Jim Daniels


TAKING PAIN KILLERS AFTER SURGERY

 

The lion and lamb cancel each other out
in the land of pain killers. Something sticky
in the brain canals, and the cleaning boats
with their electric snakes are on strike.

Age fifty-two, my knees sing the blues,
kicked out of church for smart-alecky
prayers, last-minute conversions
and perversions and alternate versions

of an earlier life. They changed the test
right when I finally thought I’d figured it out.
You wouldn’t shoot a three-legged dog,
would you, Jesus?

I took too many time-killers, fiddling
with the radio stations while love burned.
If the fog lifts, give me my eyeballs back.
If the fog lifts, whisper sweet static in my ear.

Tell me a bedtime story about crutches
and the witch who rides them.
The lion and the lamb share a private joke.
Tell me that joke.

                            Ride Through Joshua Tree | Rick Cummings

                            Ride Through Joshua Tree | Rick Cummings


REMEDIAL SPEECH CLASS

 

If someone shouted speech, speech
I would have killed them.
                                            Okay, that’s a reach.
Eleven, not killing anyone—that
would’ve required more speech. I sat
on my hands in class
                                    refusing to raise them.
I who slurred my words and could not stand
to hear them mock those wounded birds,
the flailing of my leaking words
no plumber or therapist could dam.
                                                          Damn.
I could say that, squirming with St. Joe the Stutterer
at the small round remedial table. Even there,
just a mutterer. Bitter root of self-pity. I shred my skin
with silence. If only everything was singular
like the name of God. No “s.”
When the nun asked, did I believe,
                                                         I answered yeah,
not yes. Even that, a lie. What did I believe?
Even my cursive scrawl  slurred the truth, but this is true:
a nun told me, in front of the class, to practice crawling to improve.
I showed no one my first poem:
                                                    Fuck God. Fuck Speech.


LAST RITES CRUCIFIX

 

Thursdays, my mother worked at the dime store.
At lunch my girlfriend and I ran from school
to the back door to the big bed in my parents’ room
where I lifted her skirt and we did what we could
under the crucifix on the bare white wall.
The clock on the dresser ticked us down
to run back for 5th period.

What are you doing in here?
my mother asked. I’d slid open the crucifix,
taken the candles out. Put that away.
Some day we’ll need it.

What if Jesus had a hollowed-out cross
he could climb inside and hide in?
To reappear whole like the woman sawed in half—
just tap it with the wand, and there he’d be,
ready to take a bow, toss the crown of thorns
into the crowd.

Their dressers filled with relics—
his corporal stripes, scout knife, cuff links,
clippings from his southpaw days at St. Rose.
Her jewelry box of condoms and rosaries
and charms in the shape of her children’s heads
that she never wore, believing it would keep us safe.

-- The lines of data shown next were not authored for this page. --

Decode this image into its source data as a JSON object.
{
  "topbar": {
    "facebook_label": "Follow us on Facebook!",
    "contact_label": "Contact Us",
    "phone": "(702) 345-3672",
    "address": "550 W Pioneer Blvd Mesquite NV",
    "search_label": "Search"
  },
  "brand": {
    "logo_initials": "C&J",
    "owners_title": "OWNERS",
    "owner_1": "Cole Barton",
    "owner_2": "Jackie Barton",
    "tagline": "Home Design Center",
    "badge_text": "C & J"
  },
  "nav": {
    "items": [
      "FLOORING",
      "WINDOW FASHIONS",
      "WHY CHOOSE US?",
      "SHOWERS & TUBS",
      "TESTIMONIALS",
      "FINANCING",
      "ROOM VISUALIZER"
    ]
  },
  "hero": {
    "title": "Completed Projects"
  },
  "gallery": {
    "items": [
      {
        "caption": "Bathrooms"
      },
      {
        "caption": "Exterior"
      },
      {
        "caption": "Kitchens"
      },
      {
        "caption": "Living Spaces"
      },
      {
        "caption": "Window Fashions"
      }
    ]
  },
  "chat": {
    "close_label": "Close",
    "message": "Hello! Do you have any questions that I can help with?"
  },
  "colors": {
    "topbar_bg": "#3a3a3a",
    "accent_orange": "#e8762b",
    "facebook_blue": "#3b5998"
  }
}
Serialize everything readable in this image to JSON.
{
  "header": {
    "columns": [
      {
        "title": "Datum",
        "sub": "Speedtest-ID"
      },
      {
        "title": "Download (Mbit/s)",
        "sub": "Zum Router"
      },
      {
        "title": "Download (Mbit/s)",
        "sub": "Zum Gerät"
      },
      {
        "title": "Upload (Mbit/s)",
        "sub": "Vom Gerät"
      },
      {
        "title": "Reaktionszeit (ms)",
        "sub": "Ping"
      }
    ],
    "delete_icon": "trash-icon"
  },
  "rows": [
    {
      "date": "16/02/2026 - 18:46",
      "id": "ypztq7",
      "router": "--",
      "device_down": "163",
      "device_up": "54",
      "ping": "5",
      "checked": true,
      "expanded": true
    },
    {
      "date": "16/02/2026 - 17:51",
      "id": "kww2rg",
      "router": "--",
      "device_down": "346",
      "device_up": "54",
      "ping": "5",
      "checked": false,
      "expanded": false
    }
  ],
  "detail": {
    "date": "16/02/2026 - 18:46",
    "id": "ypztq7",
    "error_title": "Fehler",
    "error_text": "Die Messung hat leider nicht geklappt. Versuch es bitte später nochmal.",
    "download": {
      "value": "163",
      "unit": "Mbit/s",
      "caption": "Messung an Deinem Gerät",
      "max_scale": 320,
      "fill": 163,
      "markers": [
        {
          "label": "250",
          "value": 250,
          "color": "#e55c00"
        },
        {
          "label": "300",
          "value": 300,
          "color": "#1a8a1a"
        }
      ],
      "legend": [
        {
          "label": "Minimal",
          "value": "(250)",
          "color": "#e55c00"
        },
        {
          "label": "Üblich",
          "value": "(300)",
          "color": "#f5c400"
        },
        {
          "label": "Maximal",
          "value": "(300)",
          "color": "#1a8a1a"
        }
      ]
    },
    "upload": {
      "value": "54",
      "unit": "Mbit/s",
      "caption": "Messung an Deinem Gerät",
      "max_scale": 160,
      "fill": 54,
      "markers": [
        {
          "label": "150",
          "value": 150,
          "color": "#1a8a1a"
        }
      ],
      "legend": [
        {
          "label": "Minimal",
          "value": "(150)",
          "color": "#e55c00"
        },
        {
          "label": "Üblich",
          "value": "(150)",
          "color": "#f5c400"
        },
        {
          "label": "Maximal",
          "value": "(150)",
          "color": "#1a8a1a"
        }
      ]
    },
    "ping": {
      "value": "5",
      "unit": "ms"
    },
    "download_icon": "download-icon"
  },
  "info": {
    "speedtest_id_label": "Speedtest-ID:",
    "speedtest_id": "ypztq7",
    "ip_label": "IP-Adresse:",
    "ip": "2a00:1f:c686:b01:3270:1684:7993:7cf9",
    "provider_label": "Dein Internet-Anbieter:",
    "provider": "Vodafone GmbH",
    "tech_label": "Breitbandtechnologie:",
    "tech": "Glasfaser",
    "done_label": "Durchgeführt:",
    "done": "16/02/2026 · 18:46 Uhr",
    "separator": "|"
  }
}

We squeezed a lot into twenty minutes on Thursdays,
shunning the room of boys with its two bunk beds,
and the room of the grandmother and sister,
with their single beds. We leaped on their queen.

I imagined our searing lust could melt those candles.
She was Orthodox. We were unorthodox.
After, we carefully smoothed the thick spread,
blotting wet spots with tissues.

God knows how often they did it them-
selves—at least five. The candle wicks
were blackened, but I never asked.

My grandmother volunteered at church Tuesdays
and Thursdays. We went by the Roman calendar
minus the Greek calendar, plus the square root
of the remainder—the rhythm method of the devil.

Put that back, my mother said, and get out.
Shame filled my secret hollowed-out spot.
I had my tiny hammer, my tiny nails.
I drove them in Thursday afternoons,
sunlight streaming in like resurrection,
or the second coming, or the third.

The hidden compartment contained
a kit for dying. We were going to live forever.
We improvised the script, talking in tongues
Thursdays at noon under the death-rites crucifix
in the tiny room with the big bed
on Rome Street in Warren, Michigan,
a quarter mile from Fitzgerald High School.

My only holy relic, the house key in my pocket.
We were doubting Thomases, our hands
on each other’s wounds, faith only in Thursdays
and the hard beads of our young bodies
as we called out oh God oh God oh God.
On the wall, the crucifix waited.


BIO

 

JIM DANIELS’ fourteenth book of poems, Birth Marks, was published by BOA Editions in 2013 and was selected as a Michigan Notable Book, winner of the Milton Kessler Poetry Book Award, and received the Gold Medal in Poetry in the Independent Publishers Book Awards. His fifth book of short fiction, Eight Mile High, was published by Michigan State University Press in 2014. A native of Detroit, Daniels is the Thomas Stockham University Professor of English at Carnegie Mellon University.